If they’re able to prove it, that makes him an international kingpin, profiting handsomely from drug sales and other nefarious activities. To explain the scale, the prosecution said that nearly a million registered users spent 9.5 million bitcoins (around $1.2 billion), generating 614,304 bitcoins (nearly $80 million) in commission for the Silk Road over the course of its run.

However, Joshua Dratel, Ulbricht’s defense attorney, has filed a 102-page motion to dismiss, asking for evidence to be rendered inadmissible because of illegal search and seizure on the part of law enforcement, thereby violating Ulbricht’s Fourth Amendment rights.

Missing from the charges is conspiracy to commit murder (murder-for-hire), part of a draft indictment that prosecutors did not ultimately bring forth, although they say he is linked to at least six instances of it. So, Dratel also made the request to drop prejudicial statements related to alleged murder-for-hire solicitations, saying the language violates Ulbricht’s Fifth and Sixth Amendment rights considering that it wasn’t included in the indictment.

“Accordingly, since there is no concrete link between the murder-for-hire allegations and the unrelated drug trafficking and other charges in this case, it is clear that all references to ‘murder-for-hire’ are irrelevant to the charges, and their inclusion in the Indictment is highly prejudicial to Mr.

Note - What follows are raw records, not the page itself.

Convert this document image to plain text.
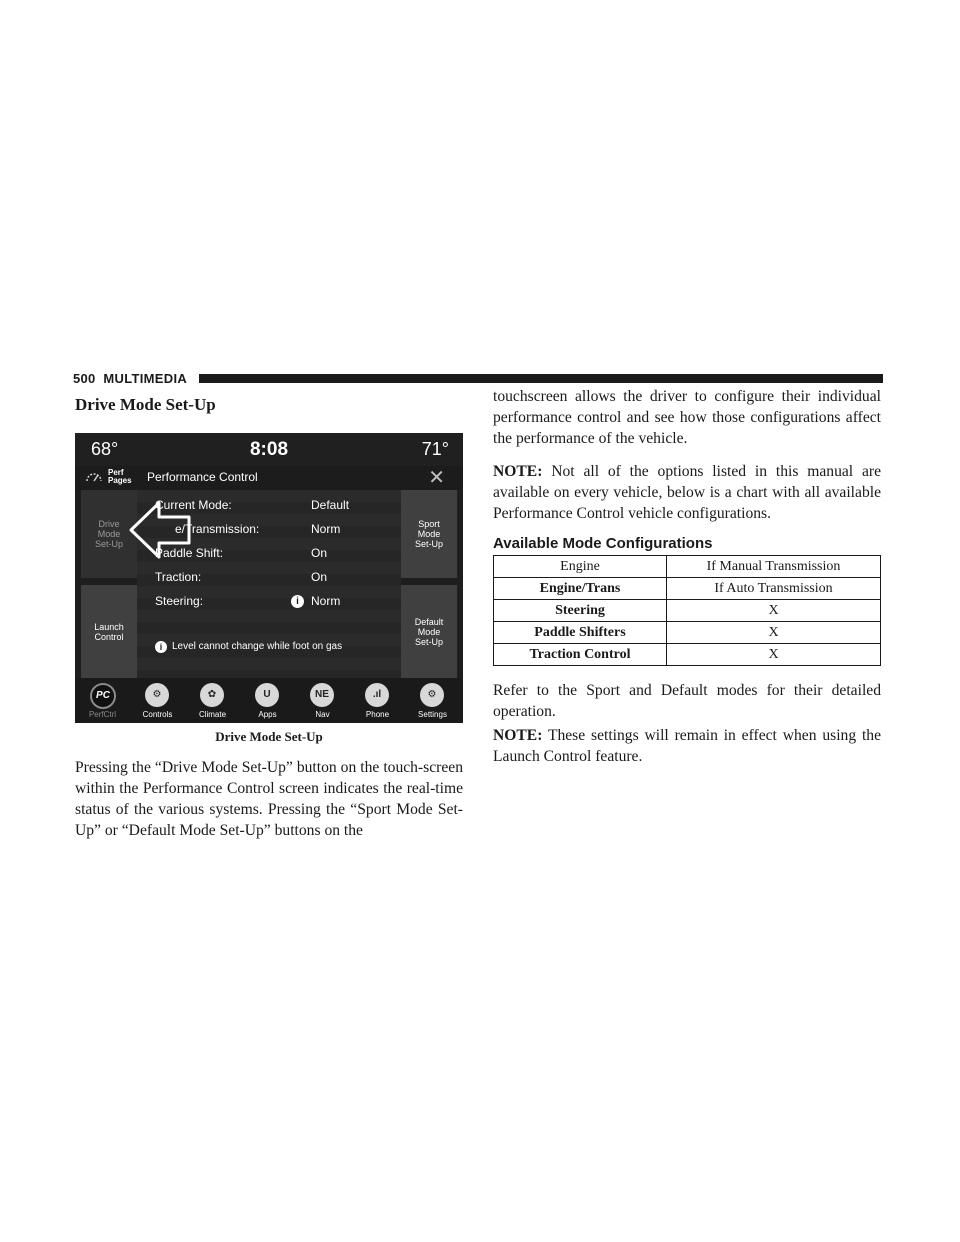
500 MULTIMEDIA
Drive Mode Set-Up
68°	8:08	71°
Perf Pages	Performance Control	✕
Drive
Mode
Set-Up
Launch
Control
Sport
Mode
Set-Up
Default
Mode
Set-Up
Current Mode:	Default
e/Transmission:	Norm
Paddle Shift:	On
Traction:	On
Steering:	i	Norm
i Level cannot change while foot on gas
PC
PerfCtrl
⚙
Controls
✿
Climate
U
Apps
NE
Nav
.ıl
Phone
⚙
Settings
Drive Mode Set-Up

Pressing the “Drive Mode Set-Up” button on the touch-screen within the Performance Control screen indicates the real-time status of the various systems. Pressing the “Sport Mode Set-Up” or “Default Mode Set-Up” buttons on the

touchscreen allows the driver to configure their individual performance control and see how those configurations affect the performance of the vehicle.

NOTE: Not all of the options listed in this manual are available on every vehicle, below is a chart with all available Performance Control vehicle configurations.

Available Mode Configurations
Engine	If Manual Transmission
Engine/Trans	If Auto Transmission
Steering	X
Paddle Shifters	X
Traction Control	X

Refer to the Sport and Default modes for their detailed operation.

NOTE: These settings will remain in effect when using the Launch Control feature.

Ulbricht,” the motion states.

Ulbricht still faces one murder-for-hire charges filed in Maryland, in a separate case.

Dratel also filed a motion requesting a draft jury questionnaire for the trial, which asks, among other things, if potential jurors “have heard or read anything about Ross Ulbricht, the Silk Road or the Dread Pirate Roberts,” if they could be impartial in a case involving murder-for-hire and narcotics charges, and if they have ever had their identities stolen.